Reny, as well her parents Audrey Epstein Reny and Steven Reny, haven't spoken publicly about their ordeal, but are coming forward now in interviews with The Boston Globe and WCVB-TV to talk about the Gillian Reny Stepping Strong Fund.

Both of Reny's legs were injured in the April blast, and doctors were not sure they could save her mangled lower right leg.

"I knew from seeing the destruction of my legs that something very serious had happened," Reny said.

Reny was standing near the finish line with her parents to watch her sister complete the race when twin bombs detonated, killing three people and injuring more than 260 others.

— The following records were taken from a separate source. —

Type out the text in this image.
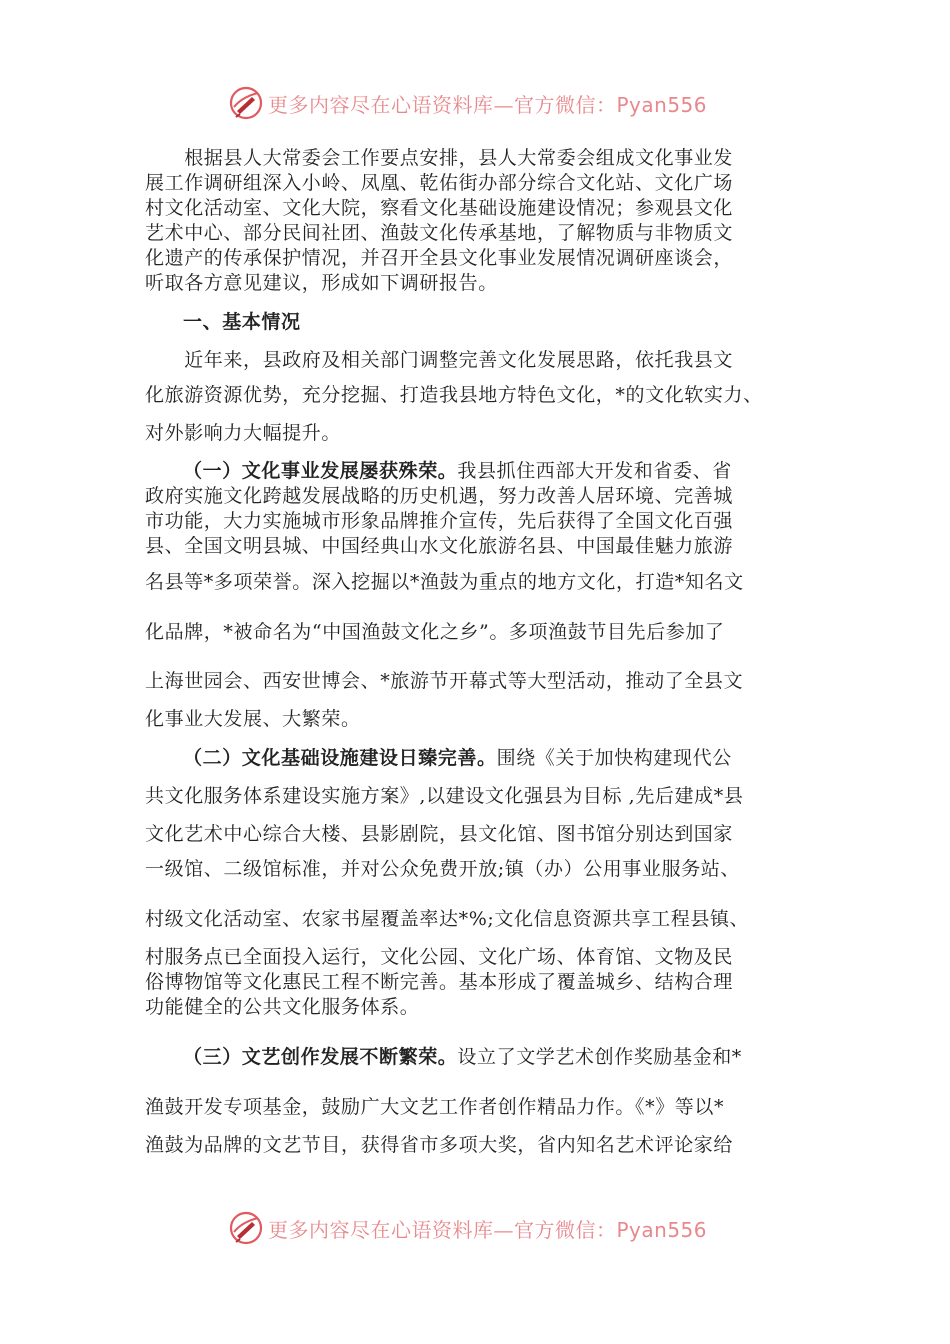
更多内容尽在心语资料库—官方微信：Pyan556
　　根据县人大常委会工作要点安排，县人大常委会组成文化事业发
展工作调研组深入小岭、凤凰、乾佑街办部分综合文化站、文化广场
村文化活动室、文化大院，察看文化基础设施建设情况；参观县文化
艺术中心、部分民间社团、渔鼓文化传承基地，了解物质与非物质文
化遗产的传承保护情况，并召开全县文化事业发展情况调研座谈会，
听取各方意见建议，形成如下调研报告。
一、基本情况
　　近年来，县政府及相关部门调整完善文化发展思路，依托我县文
化旅游资源优势，充分挖掘、打造我县地方特色文化，*的文化软实力、
对外影响力大幅提升。
（一）文化事业发展屡获殊荣。我县抓住西部大开发和省委、省
政府实施文化跨越发展战略的历史机遇，努力改善人居环境、完善城
市功能，大力实施城市形象品牌推介宣传，先后获得了全国文化百强
县、全国文明县城、中国经典山水文化旅游名县、中国最佳魅力旅游
名县等*多项荣誉。深入挖掘以*渔鼓为重点的地方文化，打造*知名文
化品牌，*被命名为“中国渔鼓文化之乡”。多项渔鼓节目先后参加了
上海世园会、西安世博会、*旅游节开幕式等大型活动，推动了全县文
化事业大发展、大繁荣。
（二）文化基础设施建设日臻完善。围绕《关于加快构建现代公
共文化服务体系建设实施方案》,以建设文化强县为目标 ,先后建成*县
文化艺术中心综合大楼、县影剧院，县文化馆、图书馆分别达到国家
一级馆、二级馆标准，并对公众免费开放;镇（办）公用事业服务站、
村级文化活动室、农家书屋覆盖率达*%;文化信息资源共享工程县镇、
村服务点已全面投入运行，文化公园、文化广场、体育馆、文物及民
俗博物馆等文化惠民工程不断完善。基本形成了覆盖城乡、结构合理
功能健全的公共文化服务体系。
（三）文艺创作发展不断繁荣。设立了文学艺术创作奖励基金和*
渔鼓开发专项基金，鼓励广大文艺工作者创作精品力作。《*》等以*
渔鼓为品牌的文艺节目，获得省市多项大奖，省内知名艺术评论家给
更多内容尽在心语资料库—官方微信：Pyan556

Reny, now a 19-year-old freshman at the University of Pennsylvania, is still rehabilitating but is able to walk on her own after undergoing several surgeries.

Initially, doctors did not know if Reny's leg could be saved, said plastic surgeon Dr. Eric Halvorson.

But Halvorson found that a vital nerve was undamaged, and tests showed that major blood vessels were largely intact. Reny spent several weeks at Brigham & Women's Hospital and within two months recovered enough to attend her graduation from Buckingham Brown & Nichols School on crutches.

"It was awesome to be able to be with my friends and my class," she said.

By August she had started walking on her own, although her rehabilitation is ongoing and she may need more surgery.

Her goal is to start dancing again.

"I feel like a normal college freshman," she said, "which is all I ever wanted."